Liputan6.com, Jakarta Menteri Energi dan Sumber Daya Mineral (ESDM) Arifin Tasrif memastikan harga BBM yang berada di bawah kelolaan PT Pertamina (Persero) tidak akan naik hingga Juni 2024. Meskipun saat ini situasi di Timur Tengah memanas imbas konflik antara Israel dan Iran.
"Kemarin udah kita bahas, jadi kita masih nahan (harga BBM Pertamina) sampai Juni. Kalau ini tidak berkesudahan konflik kan harus ada langkah yang pas," ujar Arifin di Kantor Ditjen Migas Kementerian ESDM, Jakarta, Jumat (19/4/2024).
Baca Juga
Adapun revisi Peraturan Presiden (Perpres) Nomor 191 Tahun 2014 tentang Penyediaan, Pendistribusian dan Harga Jual Eceran BBM jadi salah satu strategi untuk menahan harga di tengah gejolak konflik saat ini.
Advertisement
"Nah, sebetulnya kan Perpres 191 itu kan memang untuk mengalokasikan kepada yang berhak subsidi, itu dulu yang perlu diterapkan ya. Jangka pendek itu satu, harus ada jaminan supply," imbuh Menteri ESDM.
Menurut dia, harga BBM milik Pertamina masih akan bertahan hingga Juni dengan mempertimbangkan masa pemulihan (recovery). Pemerintah disebutnya tidak ingin masyarakat kena beban biaya tambahan imbas konflik Israel vs Iran.
"Tapi selanjutnya kita akan ambil Perpres ini untuk supaya tepat sasaran. Kan banyak yang enggak kepakai kan sekarang. Kan banyak yang ketemu, nimbun, itu perlu kita benahin," tegas Arifin.
Setelah Juni Bakal Naik?
Lebih lanjut, ia turut memaparkan langkah selanjutnya pasca Juni 2024. Pasalnya, Indonesia saat ini masih mengimpor sekitar 240 ribu BOPD minyak mentah (crude) dari berbagai macam negara, salah satunya Arab Saudi.

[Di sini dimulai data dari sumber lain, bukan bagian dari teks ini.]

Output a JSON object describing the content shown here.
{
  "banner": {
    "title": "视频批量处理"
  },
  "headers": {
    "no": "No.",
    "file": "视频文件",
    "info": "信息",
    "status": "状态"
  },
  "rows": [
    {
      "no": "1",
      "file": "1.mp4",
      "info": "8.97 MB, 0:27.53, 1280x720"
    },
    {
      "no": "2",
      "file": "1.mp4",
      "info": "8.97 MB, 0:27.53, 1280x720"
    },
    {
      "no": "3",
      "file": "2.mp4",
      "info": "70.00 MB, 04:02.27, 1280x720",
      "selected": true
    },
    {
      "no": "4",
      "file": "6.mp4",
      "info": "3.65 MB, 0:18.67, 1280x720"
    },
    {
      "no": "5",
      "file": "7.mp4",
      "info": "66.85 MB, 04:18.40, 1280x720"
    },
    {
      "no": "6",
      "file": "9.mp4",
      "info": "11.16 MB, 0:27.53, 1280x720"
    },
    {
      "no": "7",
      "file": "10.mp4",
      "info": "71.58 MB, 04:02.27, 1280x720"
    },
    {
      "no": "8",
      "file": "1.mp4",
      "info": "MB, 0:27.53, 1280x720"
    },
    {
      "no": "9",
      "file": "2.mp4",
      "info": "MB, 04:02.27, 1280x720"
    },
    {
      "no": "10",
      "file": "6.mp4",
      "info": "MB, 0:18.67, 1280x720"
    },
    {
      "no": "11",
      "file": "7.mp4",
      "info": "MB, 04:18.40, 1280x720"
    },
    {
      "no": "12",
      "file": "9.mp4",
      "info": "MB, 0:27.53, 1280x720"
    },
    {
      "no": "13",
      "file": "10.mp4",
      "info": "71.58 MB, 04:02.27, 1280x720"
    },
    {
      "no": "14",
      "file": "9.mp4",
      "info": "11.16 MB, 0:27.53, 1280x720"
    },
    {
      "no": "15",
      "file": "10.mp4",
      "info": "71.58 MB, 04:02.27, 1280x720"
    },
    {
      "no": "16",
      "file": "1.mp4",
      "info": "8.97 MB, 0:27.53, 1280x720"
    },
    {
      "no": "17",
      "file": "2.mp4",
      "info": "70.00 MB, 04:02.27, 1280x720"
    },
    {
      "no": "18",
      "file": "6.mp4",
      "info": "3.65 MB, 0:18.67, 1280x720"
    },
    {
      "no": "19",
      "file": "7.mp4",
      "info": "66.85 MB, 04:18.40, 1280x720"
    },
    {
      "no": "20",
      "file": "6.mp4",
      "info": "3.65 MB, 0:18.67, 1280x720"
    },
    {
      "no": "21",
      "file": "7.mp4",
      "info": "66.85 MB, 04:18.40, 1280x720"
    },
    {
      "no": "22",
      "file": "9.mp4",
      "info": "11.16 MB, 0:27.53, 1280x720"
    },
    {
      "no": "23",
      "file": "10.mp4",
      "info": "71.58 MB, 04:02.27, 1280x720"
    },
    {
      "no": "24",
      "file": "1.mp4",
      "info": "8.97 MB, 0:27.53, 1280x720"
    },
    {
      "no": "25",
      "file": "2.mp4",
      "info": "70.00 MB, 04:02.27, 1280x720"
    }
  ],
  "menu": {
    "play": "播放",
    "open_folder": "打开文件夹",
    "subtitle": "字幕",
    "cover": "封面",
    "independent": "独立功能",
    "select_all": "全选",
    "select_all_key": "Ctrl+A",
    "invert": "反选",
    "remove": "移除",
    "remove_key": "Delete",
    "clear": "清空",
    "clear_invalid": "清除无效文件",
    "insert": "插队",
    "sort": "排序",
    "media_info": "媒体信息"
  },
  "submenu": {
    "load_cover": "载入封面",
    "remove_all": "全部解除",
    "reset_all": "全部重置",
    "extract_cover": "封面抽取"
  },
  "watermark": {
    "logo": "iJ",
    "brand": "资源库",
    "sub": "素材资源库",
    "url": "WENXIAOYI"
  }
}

Kemudian, Indonesia juga masih melakukan impor BBM ekuivalen 600 ribu BOPD dari tiga negara yang menawarkan harga paling kompetitif, yakni Singapura, Malaysia dan India.
Â
Tak Mau Terlena
Arifin enggan terlena dengan jaminan suplai BBM dari ketiga negara tersebut. Sebab menurutnya, situasi dunia saat ini masih belum pasti. Tidak hanya di kawasan Timur Tengah saja, ia pun khawatir konflik geopolitik meluas ke wilayah lain, khususnya di sekitar Asia Pasifik.
"Ini kan juga harus mengantisipasi sumber-sumber suplai untuk kilang-kilangnya Singapura, Malaysia, sama kilang India. Kalau India kan dulu Rusia di-banned kan dia tetap aja ambil," ungkap dia.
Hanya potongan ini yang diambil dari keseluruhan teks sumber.